- 1 3/4 Cup graham cracker crumbs
- 1/2 Teaspoon ground ginger
- 6 Tablespoons butter, melted
- 2 8-ounce packages cream cheese or Neufchatel cheese, softened
- 1/2 Cup peanut butter
- 1/2 Cup sugar
- 2 Teaspoons apple pie spice
- 2 Teaspoons vanilla extract
- 2 Cups thawed frozen whipped topping
- 1/4 Cup caramel dessert topping
- 1/2 Cup chopped peanuts
Preheat oven to 350 degrees. Mix crumbs and ginger in medium bowl. Stir in butter until well blended. Press crumb mixture evenly into bottom and up sides of lightly greased 9-inch pie plate. Bake 10 minutes. Cool completely on wire rack.

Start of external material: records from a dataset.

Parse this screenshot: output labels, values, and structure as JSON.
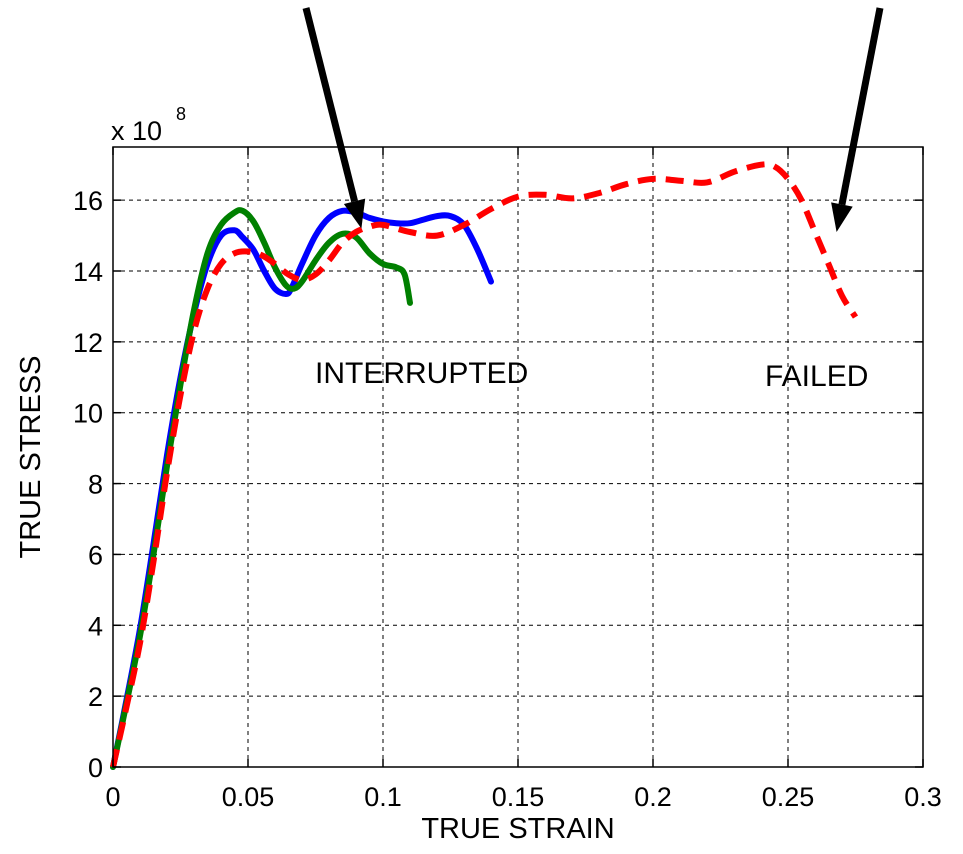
{
  "chart_data": {
    "type": "line",
    "xlabel": "TRUE STRAIN",
    "ylabel": "TRUE STRESS",
    "scale_label_base": "x 10",
    "scale_label_exp": "8",
    "xlim": [
      0,
      0.3
    ],
    "ylim": [
      0,
      17.5
    ],
    "xticks": [
      0,
      0.05,
      0.1,
      0.15,
      0.2,
      0.25,
      0.3
    ],
    "xtick_labels": [
      "0",
      "0.05",
      "0.1",
      "0.15",
      "0.2",
      "0.25",
      "0.3"
    ],
    "yticks": [
      0,
      2,
      4,
      6,
      8,
      10,
      12,
      14,
      16
    ],
    "ytick_labels": [
      "0",
      "2",
      "4",
      "6",
      "8",
      "10",
      "12",
      "14",
      "16"
    ],
    "grid": true,
    "series": [
      {
        "color": "#0000ff",
        "style": "solid",
        "x": [
          0,
          0.005,
          0.01,
          0.015,
          0.02,
          0.025,
          0.03,
          0.035,
          0.04,
          0.045,
          0.048,
          0.052,
          0.056,
          0.06,
          0.064,
          0.066,
          0.07,
          0.075,
          0.08,
          0.085,
          0.09,
          0.095,
          0.1,
          0.105,
          0.11,
          0.115,
          0.12,
          0.125,
          0.13,
          0.135,
          0.14
        ],
        "y": [
          0,
          1.9,
          3.9,
          6.3,
          8.8,
          11.0,
          12.8,
          14.2,
          15.0,
          15.15,
          14.95,
          14.6,
          14.0,
          13.5,
          13.35,
          13.5,
          14.2,
          15.0,
          15.5,
          15.7,
          15.65,
          15.5,
          15.4,
          15.35,
          15.35,
          15.45,
          15.55,
          15.55,
          15.3,
          14.6,
          13.7
        ]
      },
      {
        "color": "#008000",
        "style": "solid",
        "x": [
          0,
          0.005,
          0.01,
          0.015,
          0.02,
          0.025,
          0.03,
          0.035,
          0.04,
          0.045,
          0.048,
          0.052,
          0.056,
          0.06,
          0.064,
          0.067,
          0.07,
          0.075,
          0.08,
          0.085,
          0.09,
          0.095,
          0.1,
          0.105,
          0.108,
          0.11
        ],
        "y": [
          0,
          1.8,
          3.7,
          6.0,
          8.5,
          10.8,
          12.9,
          14.5,
          15.3,
          15.65,
          15.7,
          15.4,
          14.8,
          14.1,
          13.6,
          13.5,
          13.7,
          14.3,
          14.8,
          15.05,
          14.95,
          14.5,
          14.2,
          14.1,
          13.9,
          13.1
        ]
      },
      {
        "color": "#ff0000",
        "style": "dashed",
        "x": [
          0,
          0.005,
          0.01,
          0.015,
          0.02,
          0.025,
          0.03,
          0.035,
          0.04,
          0.045,
          0.05,
          0.055,
          0.06,
          0.065,
          0.07,
          0.075,
          0.08,
          0.085,
          0.09,
          0.095,
          0.1,
          0.11,
          0.12,
          0.13,
          0.14,
          0.15,
          0.16,
          0.17,
          0.18,
          0.19,
          0.2,
          0.21,
          0.22,
          0.23,
          0.24,
          0.245,
          0.25,
          0.255,
          0.26,
          0.265,
          0.27,
          0.275
        ],
        "y": [
          0,
          1.7,
          3.5,
          5.8,
          8.3,
          10.5,
          12.3,
          13.5,
          14.2,
          14.5,
          14.55,
          14.45,
          14.2,
          13.9,
          13.75,
          13.9,
          14.3,
          14.8,
          15.1,
          15.25,
          15.3,
          15.1,
          15.0,
          15.3,
          15.75,
          16.1,
          16.15,
          16.05,
          16.2,
          16.45,
          16.6,
          16.55,
          16.5,
          16.8,
          17.0,
          16.95,
          16.6,
          16.0,
          15.1,
          14.2,
          13.3,
          12.7
        ]
      }
    ],
    "annotations": [
      {
        "text": "INTERRUPTED",
        "arrow_tip": [
          0.092,
          15.2
        ]
      },
      {
        "text": "FAILED",
        "arrow_tip": [
          0.268,
          15.1
        ]
      }
    ]
  }
}
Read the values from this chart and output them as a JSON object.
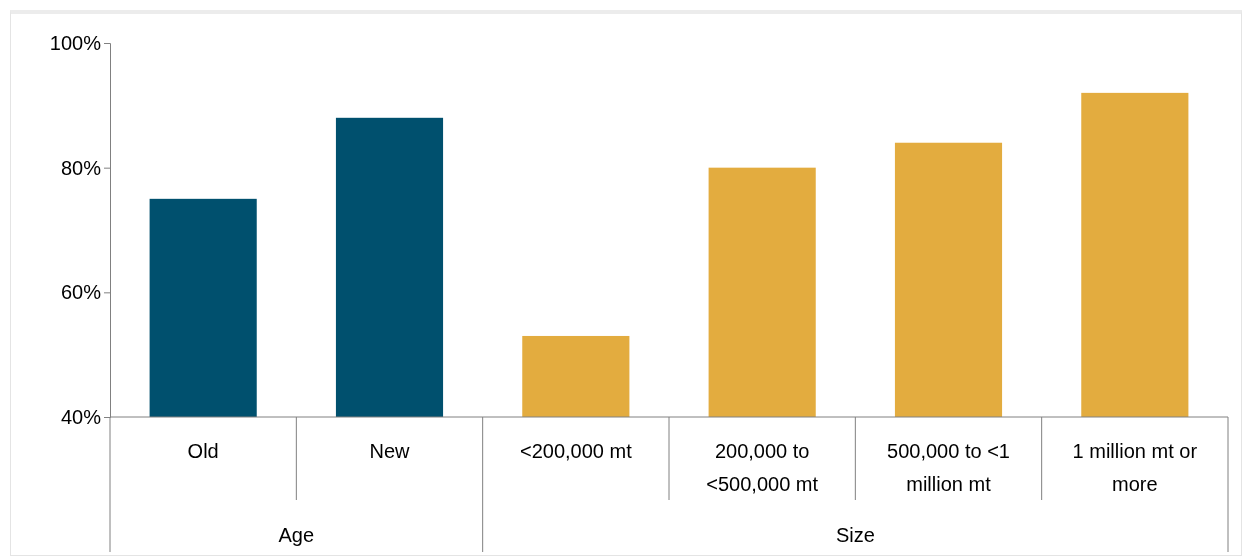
{
  "chart_data": {
    "type": "bar",
    "categories": [
      "Old",
      "New",
      "<200,000 mt",
      "200,000 to <500,000 mt",
      "500,000 to <1 million mt",
      "1 million mt or more"
    ],
    "values": [
      75,
      88,
      53,
      80,
      84,
      92
    ],
    "colors": [
      "#00506e",
      "#00506e",
      "#e3ac3f",
      "#e3ac3f",
      "#e3ac3f",
      "#e3ac3f"
    ],
    "annotations": [
      "Age",
      "Size"
    ],
    "ylim": [
      40,
      100
    ],
    "yticks": [
      {
        "value": 40,
        "label": "40%"
      },
      {
        "value": 60,
        "label": "60%"
      },
      {
        "value": 80,
        "label": "80%"
      },
      {
        "value": 100,
        "label": "100%"
      }
    ],
    "grid": false
  }
}
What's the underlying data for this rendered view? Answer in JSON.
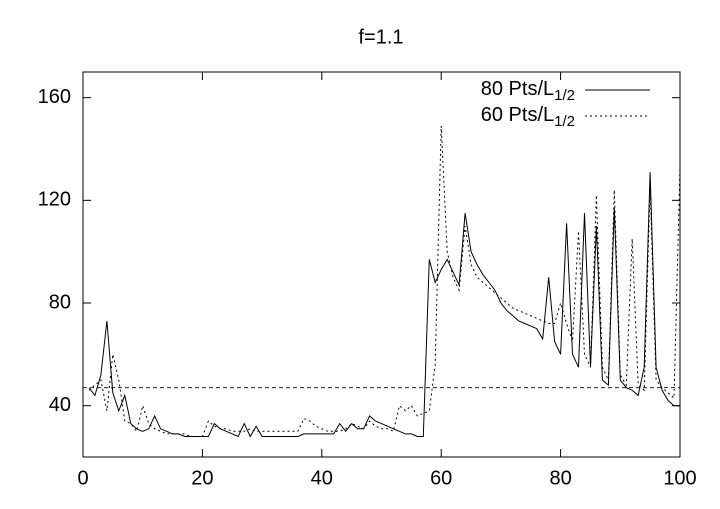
{
  "chart_data": {
    "type": "line",
    "title": "f=1.1",
    "x": [
      1,
      2,
      3,
      4,
      5,
      6,
      7,
      8,
      9,
      10,
      11,
      12,
      13,
      14,
      15,
      16,
      17,
      18,
      19,
      20,
      21,
      22,
      23,
      24,
      25,
      26,
      27,
      28,
      29,
      30,
      31,
      32,
      33,
      34,
      35,
      36,
      37,
      38,
      39,
      40,
      41,
      42,
      43,
      44,
      45,
      46,
      47,
      48,
      49,
      50,
      51,
      52,
      53,
      54,
      55,
      56,
      57,
      58,
      59,
      60,
      61,
      62,
      63,
      64,
      65,
      66,
      67,
      68,
      69,
      70,
      71,
      72,
      73,
      74,
      75,
      76,
      77,
      78,
      79,
      80,
      81,
      82,
      83,
      84,
      85,
      86,
      87,
      88,
      89,
      90,
      91,
      92,
      93,
      94,
      95,
      96,
      97,
      98,
      99,
      100
    ],
    "series": [
      {
        "name": "80 Pts/L",
        "name_subscript": "1/2",
        "color": "#000000",
        "dash": "none",
        "values": [
          47,
          44,
          52,
          73,
          45,
          38,
          44,
          33,
          31,
          30,
          31,
          36,
          31,
          30,
          29,
          29,
          28,
          28,
          28,
          28,
          28,
          33,
          31,
          30,
          29,
          28,
          33,
          28,
          32,
          28,
          28,
          28,
          28,
          28,
          28,
          28,
          29,
          29,
          29,
          29,
          29,
          29,
          33,
          30,
          33,
          31,
          31,
          36,
          34,
          33,
          32,
          31,
          30,
          29,
          29,
          28,
          28,
          97,
          88,
          93,
          97,
          92,
          87,
          115,
          100,
          95,
          91,
          88,
          85,
          80,
          77,
          75,
          73,
          72,
          71,
          70,
          66,
          90,
          65,
          60,
          111,
          60,
          55,
          115,
          55,
          110,
          50,
          48,
          117,
          50,
          47,
          46,
          44,
          55,
          131,
          55,
          46,
          42,
          40,
          40
        ]
      },
      {
        "name": "60 Pts/L",
        "name_subscript": "1/2",
        "color": "#000000",
        "dash": "2 3",
        "values": [
          46,
          48,
          50,
          38,
          60,
          50,
          34,
          33,
          30,
          40,
          33,
          31,
          30,
          29,
          29,
          29,
          29,
          28,
          28,
          28,
          34,
          32,
          31,
          31,
          30,
          30,
          30,
          31,
          30,
          30,
          30,
          30,
          30,
          30,
          30,
          30,
          35,
          34,
          32,
          31,
          30,
          30,
          30,
          31,
          33,
          32,
          31,
          34,
          32,
          31,
          31,
          30,
          40,
          38,
          40,
          36,
          37,
          38,
          56,
          149,
          100,
          90,
          85,
          110,
          95,
          90,
          88,
          86,
          84,
          82,
          80,
          78,
          77,
          76,
          75,
          74,
          73,
          72,
          72,
          80,
          72,
          65,
          108,
          60,
          55,
          122,
          55,
          50,
          124,
          52,
          48,
          105,
          48,
          46,
          125,
          50,
          47,
          45,
          43,
          133
        ]
      }
    ],
    "hline": 47,
    "xlim": [
      0,
      100
    ],
    "xticks": [
      0,
      20,
      40,
      60,
      80,
      100
    ],
    "ylim": [
      20,
      170
    ],
    "yticks": [
      40,
      80,
      120,
      160
    ],
    "legend": "upper right"
  }
}
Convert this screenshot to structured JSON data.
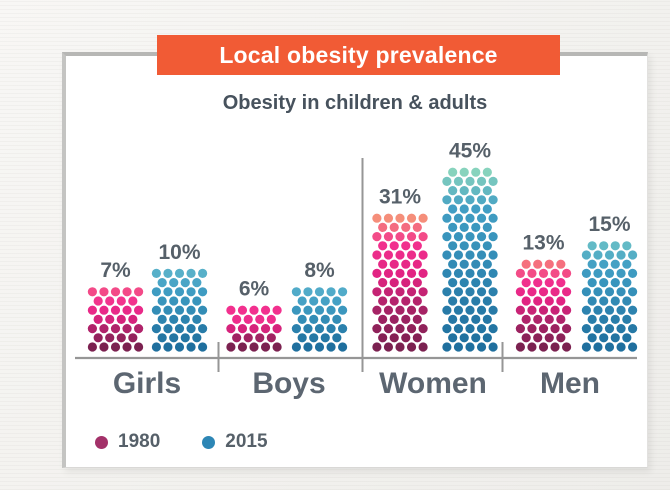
{
  "chart_data": {
    "type": "bar",
    "variant": "dot_pictogram",
    "title": "Local obesity prevalence",
    "subtitle": "Obesity in children & adults",
    "unit": "%",
    "categories": [
      "Girls",
      "Boys",
      "Women",
      "Men"
    ],
    "series": [
      {
        "name": "1980",
        "values": [
          7,
          6,
          31,
          13
        ],
        "labels": [
          "7%",
          "6%",
          "31%",
          "13%"
        ],
        "dot_rows": [
          7,
          5,
          15,
          10
        ]
      },
      {
        "name": "2015",
        "values": [
          10,
          8,
          45,
          15
        ],
        "labels": [
          "10%",
          "8%",
          "45%",
          "15%"
        ],
        "dot_rows": [
          9,
          7,
          20,
          12
        ]
      }
    ],
    "legend": {
      "position": "bottom-left",
      "items": [
        {
          "label": "1980",
          "color": "#a33169"
        },
        {
          "label": "2015",
          "color": "#2d86b5"
        }
      ]
    },
    "axis": {
      "baseline_visible": true,
      "gridlines": false
    },
    "style": {
      "banner_bg": "#f15b35",
      "banner_text": "#ffffff",
      "value_label_color": "#566069",
      "category_label_color": "#5c6671",
      "axis_color": "#969696",
      "series_gradients": {
        "1980": {
          "bottom": "#7b2150",
          "mid": [
            "#a82366",
            "#e12382",
            "#f2308e"
          ],
          "top_ramp": [
            [
              0.25,
              "#f2308e"
            ],
            [
              0.5,
              "#f5707e"
            ],
            [
              0.75,
              "#f58e7a"
            ],
            [
              1.0,
              "#f8a072"
            ]
          ]
        },
        "2015": {
          "bottom": "#1f6f9e",
          "mid": [
            "#2a7fab",
            "#3590b9",
            "#429fc4"
          ],
          "top_ramp": [
            [
              0.25,
              "#4aa5c8"
            ],
            [
              0.45,
              "#57b0c9"
            ],
            [
              0.6,
              "#63bac6"
            ],
            [
              1.0,
              "#87d3bd"
            ]
          ]
        }
      }
    }
  }
}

Beat cream cheese, peanut butter and sugar in large bowl with electric mixer on medium speed until well blended and smooth. Beat in apple pie spice and vanilla until well mixed. Gently stir in whipped topping. Spoon into cooled crust. Drizzle with dessert topping. Using knife, gently swirl topping into pie until marbled. Sprinkle with peanuts.
Refrigerate 4 hours or until set. Store leftover pie in refrigerator.